Recent evidence indicates that disturbances of the somatotropic hormone axis play an important pathogenic role for growth retardation and catabolism in children with chronic renal failure (CRF). Whereas the growth hormone (GH) secretion rate in CRF is variable between patients and studies, a prolonged half-life of GH as a result of a reduced renal metabolic clearance rate is a consistent finding. Accordingly, the serum GH levels in children with CRF are normal or elevated depending on the extent of renal failure.
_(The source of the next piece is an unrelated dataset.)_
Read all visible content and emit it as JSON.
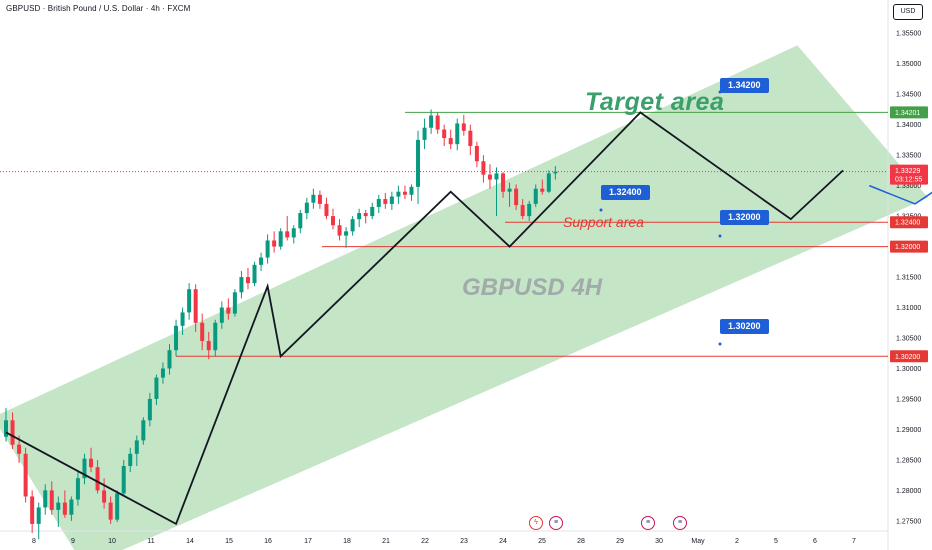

The apparent discrepancy between normal or elevated GH levels and diminished longitudinal growth in CRF has led to the concept of GH insensitivity, which is caused by multiple alterations in the distal components of the somatotropic hormone axis. Serum insulin-like growth factor (IGF)-I and IGF-II levels are normal in preterminal CRF, while in end-stage renal disease (ESRD) IGF-I levels are slightly decreased and IGF-II levels slightly increased. In view of the prevailing elevated growth hormone levels in ESRD, these serum IGF-I levels appear as inadequately low. Indeed, there is both clinical and experimental evidence for a decreased hepatic IGF-I production rate in CRF. This hepatic insensitivity to the action of GH may be partially the consequence of a reduced GH receptor expression in liver tissue. The action and metabolism of IGFs are modulated by specific high-affinity IGF binding proteins (IGFBPs), which bind approximately 99% of circulating IGF. IGFBP-1, IGFBP-2, and low molecular weight IGFBP-3 fragments are increased in CRF serum in relation to the degree of renal dysfunction. Both decreased renal filtration, in particular of low molecular weight IGFBP-3 fragments, and increased hepatic production of IGFBP-1 and -2 contribute to high IGFBP serum levels. Experimental and clinical evidence suggests that these excessive high-affinity IGFBPs in CRF serum inhibit IGF action on target tissues by competition with the type 1 IGF receptor for IGF binding.